А вот и диаграмма этих чисел (рис... ).

Все это рисует не действительное сознательное отношение людей к религии, а лишь то, каких учителей они считают, по доверию, правыми. Но и в этом случае нельзя подвести религию каждого человека под определенную рубрику. Так, например, многие из цейлонских буддистов присягают на суде как христиане, и огромное большинство их веруют в дьявола и могущество звезд. Многие из присущих им понятий стоят совершенно вне буддизма. Но приведенные тут статические данные очень ценны, так как дают нам возможность до некоторой степени уяснить себе громадное число родившихся, живущих и умирающих без всякого представления о современном европейском естествознании, действительно творящем чудеса в жизни человечества. В то время, как наша современная наука международная и едина, как едина всякая истина, религиозные учения национальны и разнообразны, как и все заблуждения. Действительно, попасть в цель можно только стреляя по одному направлению, а промахнуться по многим. Можно прямо сказать, что ни один из пятисот миллионов которые от времени до времени приносят в жертву цветы на буддистских алтарях, не являются ортодоксальным буддистом первичный первоисточник буддизма, обрабатываемый вплоть до наших дней и дикими ордами холодных плоскогорий Непала, Туркестана и Тибета, и культурными китайцами и японцами в умеренных странах, и сингалезами и сиамцами под пальмовыми рощами юга — настолько видоизменен теперь национальными особенностями своих последователей, что развился в своеобразно нелепые и даже противоречивые исповедания. Но, не смотря на это, каждое из таких исповеданий проникнуто более или менее духом какого-то первичного исповедания, очень близкого к христианскому, и особенно секта христиан возвращенцев (несториан) распространенных как раз в этих странах в начале средних веков.

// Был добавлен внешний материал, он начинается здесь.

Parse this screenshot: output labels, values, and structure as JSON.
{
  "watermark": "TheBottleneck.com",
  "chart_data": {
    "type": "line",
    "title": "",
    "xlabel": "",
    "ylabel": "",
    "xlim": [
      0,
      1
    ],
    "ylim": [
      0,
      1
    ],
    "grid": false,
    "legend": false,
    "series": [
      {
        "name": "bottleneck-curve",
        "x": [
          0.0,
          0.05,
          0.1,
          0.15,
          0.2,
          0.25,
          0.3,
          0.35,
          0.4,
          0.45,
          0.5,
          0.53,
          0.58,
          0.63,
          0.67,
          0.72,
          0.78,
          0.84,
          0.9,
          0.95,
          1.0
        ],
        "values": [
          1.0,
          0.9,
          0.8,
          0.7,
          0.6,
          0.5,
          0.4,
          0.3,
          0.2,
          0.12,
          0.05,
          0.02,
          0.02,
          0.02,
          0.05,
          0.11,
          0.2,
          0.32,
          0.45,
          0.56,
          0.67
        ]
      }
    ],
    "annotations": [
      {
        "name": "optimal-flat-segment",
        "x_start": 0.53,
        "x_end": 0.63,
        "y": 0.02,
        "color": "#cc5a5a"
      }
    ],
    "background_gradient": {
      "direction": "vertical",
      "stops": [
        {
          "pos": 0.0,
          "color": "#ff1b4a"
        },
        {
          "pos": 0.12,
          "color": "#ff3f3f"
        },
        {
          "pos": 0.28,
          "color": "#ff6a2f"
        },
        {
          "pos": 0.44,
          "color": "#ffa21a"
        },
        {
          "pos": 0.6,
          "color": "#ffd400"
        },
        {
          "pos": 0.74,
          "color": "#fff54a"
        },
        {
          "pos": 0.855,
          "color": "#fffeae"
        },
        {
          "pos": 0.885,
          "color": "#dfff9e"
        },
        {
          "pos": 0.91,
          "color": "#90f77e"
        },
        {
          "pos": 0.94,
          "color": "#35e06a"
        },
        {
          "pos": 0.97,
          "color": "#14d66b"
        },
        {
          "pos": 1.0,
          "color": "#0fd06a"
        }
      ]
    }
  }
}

Даже и сам Джон Дэвид, признающий действительное существование Будды под именем Гаутамы, в глубокой древности, говорит: «развитие буддизма шло замечательно параллельно с развитием христианства».1


1 Рис-Дэвидс: Буддизм, стр.12 русского перевода, М. Ц. Гинсубрга. 1901 г.


Подобно тому, как наши сведения о жизни Христа почерпнуты из четырех Евангелий, так и сведения о Будде из трех Питак, т. е. «Собраний», как называются канонические книги южных буддистов. И как у христиан Евангелия дополняются толкованиями апостолов и теологов, так и у буддистов есть комментарии на Питаки и священные книги, не получившие общего названия. «Отсюда видно, — говорит Рис-Дэвидс (стр. 12), — что Гаутама-Будда не оставил письменных произведений, да и представляется сомнительным, употреблялось ли письмо в его время в долине Ганга, хотя буддисты верят, что он писал сочинения, которые его ближайшие ученики, при его жизни, выучили наизусть и которые в их первоначальном виде передавались устно от поколения к поколению, пока они не были записаны».

Читатель видит сам, что это тоже самое, что говорится и о Магомете и о Христе. Нам говорят, что точно также и Книги Ведения (Веды)» индусских браминов в течение многих столетий передавались таким же образом. Мы не будем оспаривать громадного развития па-мяти у индийских жрецов и монахов. «Но уже из содержания ясно, — говорит тот же Рис-Дэвидс (стр. 13), — что это не могло иметь места относительно какой-либо из известных нам буддистских книг, написанных на санскритском языке или относительно тех частей «Питак», которые касаются жизни Гаутамы. Таким образом, эта уверенность правоверных буддистов падает, и мы предоставлены собственным исследованиям, если хотим установить врем со-ставления священных книг».

А каковы же материалы для этих исследований? Оказывается, что совершенно такие же, как и у христиан! Оказывается, что аналогично семи вселенским соборам православной церкви, и у буддистов были такие же соборы, только время их вычислено старинными астро-логами другое.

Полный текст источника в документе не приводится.